Immigration Coverage Ignores Racialized History

Sam White, Opinions Editor

In the time since August, when 18-year-old Michael Brown joined the rapidly growing ranks of Black men unlawfully killed by police, several long-overdue discussion topics have graced the media’s spotlight: police brutality, institutional diversity and representation, officer accountability and, above all, the prevalence of systemic racism in 21st-century America. When a disturbingly similar shooting in nearby St. Louis took the life of Vonderrit Myers on Wednesday, many news outlets were quick off the mark in continuing these crucial conversations. Yet the mainstream media has largely failed to extend these analytical frameworks to another primetime news context where they’re no less necessary: immigration reform.

For many Americans, the term “immigration” likely conjures up images of unaccompanied, dark-skinned children flooding en masse over the United States’ southern border; these racialized scenes are the ones the media has planted in the public imagination. Accompanying these televised images, beneath crisis-professing headlines and security-oriented narration, are depictions of lighter-skinned Border Patrol agents and detention center administrators presiding over — and speaking to cameras on behalf of — visibly helpless Latinx children. Policy experts, almost all of them white, give interviews rationalizing deportation by discussing it in dehumanizing terms of accommodation shortages, disease threats, drug trafficking and crime statistics.

This is the immigration at the heart of public discourse. However, while it’s true that tens of thousands of unaccompanied minors have crossed the border in the past year, this is by no means the only form of immigration occurring in the United States.
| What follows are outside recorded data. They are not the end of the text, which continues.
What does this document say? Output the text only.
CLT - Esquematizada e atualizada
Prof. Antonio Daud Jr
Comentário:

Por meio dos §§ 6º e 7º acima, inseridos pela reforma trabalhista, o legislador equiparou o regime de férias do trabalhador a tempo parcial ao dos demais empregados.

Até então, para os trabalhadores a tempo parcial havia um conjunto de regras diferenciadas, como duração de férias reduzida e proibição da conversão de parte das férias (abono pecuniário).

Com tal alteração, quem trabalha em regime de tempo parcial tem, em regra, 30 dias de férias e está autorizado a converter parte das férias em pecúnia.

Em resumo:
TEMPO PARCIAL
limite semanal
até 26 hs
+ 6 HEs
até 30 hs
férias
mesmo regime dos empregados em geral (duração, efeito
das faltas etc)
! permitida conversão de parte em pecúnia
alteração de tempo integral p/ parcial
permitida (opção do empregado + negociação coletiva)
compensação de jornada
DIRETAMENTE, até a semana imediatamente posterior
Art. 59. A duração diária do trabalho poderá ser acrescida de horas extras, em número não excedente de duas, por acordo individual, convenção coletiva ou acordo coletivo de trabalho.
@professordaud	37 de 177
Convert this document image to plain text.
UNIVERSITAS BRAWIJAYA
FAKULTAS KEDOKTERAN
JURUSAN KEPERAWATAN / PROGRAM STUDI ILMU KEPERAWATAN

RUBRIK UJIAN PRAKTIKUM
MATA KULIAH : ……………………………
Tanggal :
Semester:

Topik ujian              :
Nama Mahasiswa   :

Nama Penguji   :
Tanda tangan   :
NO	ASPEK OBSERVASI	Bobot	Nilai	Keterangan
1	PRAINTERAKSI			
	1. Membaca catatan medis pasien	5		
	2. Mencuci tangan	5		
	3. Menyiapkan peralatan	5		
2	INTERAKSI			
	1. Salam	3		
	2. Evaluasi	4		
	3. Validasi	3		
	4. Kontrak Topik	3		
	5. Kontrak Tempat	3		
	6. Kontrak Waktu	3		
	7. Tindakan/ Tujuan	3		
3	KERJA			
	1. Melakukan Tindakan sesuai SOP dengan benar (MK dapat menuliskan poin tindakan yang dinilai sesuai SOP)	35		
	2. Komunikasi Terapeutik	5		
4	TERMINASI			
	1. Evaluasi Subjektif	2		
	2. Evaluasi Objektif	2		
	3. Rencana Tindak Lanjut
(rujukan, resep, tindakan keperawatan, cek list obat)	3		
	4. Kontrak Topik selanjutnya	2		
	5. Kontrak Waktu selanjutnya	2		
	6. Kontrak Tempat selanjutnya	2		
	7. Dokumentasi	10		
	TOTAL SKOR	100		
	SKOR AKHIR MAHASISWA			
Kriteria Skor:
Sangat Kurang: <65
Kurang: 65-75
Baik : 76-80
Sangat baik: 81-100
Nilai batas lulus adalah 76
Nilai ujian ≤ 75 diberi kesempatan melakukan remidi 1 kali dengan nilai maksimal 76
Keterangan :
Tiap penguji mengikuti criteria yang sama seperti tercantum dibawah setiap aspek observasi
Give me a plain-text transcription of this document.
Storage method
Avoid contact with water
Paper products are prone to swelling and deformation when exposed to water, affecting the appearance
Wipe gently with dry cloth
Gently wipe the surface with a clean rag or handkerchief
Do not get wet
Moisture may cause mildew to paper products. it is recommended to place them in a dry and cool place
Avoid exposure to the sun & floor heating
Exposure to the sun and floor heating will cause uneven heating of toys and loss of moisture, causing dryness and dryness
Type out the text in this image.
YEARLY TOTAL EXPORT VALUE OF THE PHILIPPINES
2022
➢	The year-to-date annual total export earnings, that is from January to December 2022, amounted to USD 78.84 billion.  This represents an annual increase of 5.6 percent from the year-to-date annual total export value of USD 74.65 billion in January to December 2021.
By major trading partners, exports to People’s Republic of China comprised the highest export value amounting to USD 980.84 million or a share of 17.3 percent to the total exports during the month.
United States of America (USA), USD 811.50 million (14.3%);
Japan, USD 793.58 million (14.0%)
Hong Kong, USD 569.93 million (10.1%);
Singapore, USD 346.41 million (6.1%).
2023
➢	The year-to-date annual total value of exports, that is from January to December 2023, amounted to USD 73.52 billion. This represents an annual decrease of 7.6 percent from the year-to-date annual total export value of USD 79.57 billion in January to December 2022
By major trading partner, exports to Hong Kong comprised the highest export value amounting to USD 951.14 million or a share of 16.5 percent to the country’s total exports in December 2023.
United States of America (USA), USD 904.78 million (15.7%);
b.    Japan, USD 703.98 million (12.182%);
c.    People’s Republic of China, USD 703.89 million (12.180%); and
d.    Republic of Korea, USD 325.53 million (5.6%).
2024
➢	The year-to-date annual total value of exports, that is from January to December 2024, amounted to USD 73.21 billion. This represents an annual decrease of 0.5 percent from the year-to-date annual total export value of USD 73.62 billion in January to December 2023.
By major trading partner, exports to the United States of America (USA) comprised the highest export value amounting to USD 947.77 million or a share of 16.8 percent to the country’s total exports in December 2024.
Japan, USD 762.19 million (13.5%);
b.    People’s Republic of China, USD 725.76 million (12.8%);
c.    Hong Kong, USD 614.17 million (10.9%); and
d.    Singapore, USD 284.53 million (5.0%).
Census data indicate that only around half of America’s foreign-born population migrated from Latin American countries, including South American and Caribbean nations, with the remainder coming from elsewhere in the world.

Rarely does the word “immigration” invoke images of these other immigrants. Almost never does it connote immigration paths like the one my parents (then an up-and-coming, married, white, British couple) took. The reason, conveniently omitted from political discussion, is simple: These immigrants from overseas — many educated, white or both — are deemed desirable; the mass media’s immigrant stereotype, the brown-skinned Central American youth, is not.

American immigration policy is, and always was, deeply racialized. From the nation’s earliest days, no factor determined the degree of nativism various immigrant groups would face upon arrival more accurately than their ethnicity — specifically in terms of perceived racial differences from the white Anglo-Saxon mainstream. Even darker-skinned subgroups of people who would today be considered “white” faced harsh, racialized prejudice in the decades following their arrival.

Immigration rates peaked shortly before the turn of the 20th century, and nativist sentiment rose to meet it. In the name of security, national identity and representative democracy (as determined by Anglo-Saxon men), racialized anti-immigrant prejudices soon seeped into law and policy. In the Naturalization Act of 1870, Congress first framed eligibility for naturalization in terms of whiteness, sparking decades of cultural and judicial debates over what exactly made a person “white.” Congress went further in 1882 when it passed the Chinese Exclusion Act, which effectively barred all but select few groups of Chinese immigrants from citizenship on grounds of racial inferiority.

The exclusion framework the law established was far-reaching. It almost certainly helped to set the stage for the census-derived quota system of the Johnson-Reed Act, enacted after the first World War with the unabashed purpose of stemming the flow of immigration both from other parts of Asia and from Jewish populations in southern and eastern Europe. Ardent supporters of this exclusionary system, which remained in effect until 1965, included the Ku Klux Klan.

Media coverage of events like the shootings of Vonderrit Myers and Michael Brown help to remind white America that, as ever, systemic racism still runs rampant. It would be foolish, then, to suggest that in this same timeframe race has faded from relevance in the immigration arena.

And the immigration arena — just like St. Louis County — has its own militarized law enforcement. Since World War II, the United States Border Patrol, previously a ragtag collection of localized police agencies, has grown into an expansive and heavily-funded militia. With this expansion, campaigns like Operation Gatekeeper in 1994 have left behind military-like hierarchical command chains that make accountability and oversight ever more challenging. Today, surveillance drones loom over the borderlands, completing a warlike picture that dodges media scrutiny. Those targeted, of course, are exclusively the immigrants stereotyped in the news.

President Obama vowed last week to take executive action on the crisis before the end of the year, but the prospects of comprehensive reform remain bleak as congressional Republicans determinedly block the topic from reaching the House floor. Their motives, though the pundits may disagree, are no mystery; the status quo, to these Republicans, defends America from a racialized, dehumanized other. To them, that status quo is acceptable. With midterm elections approaching, it’s time to show them we disagree.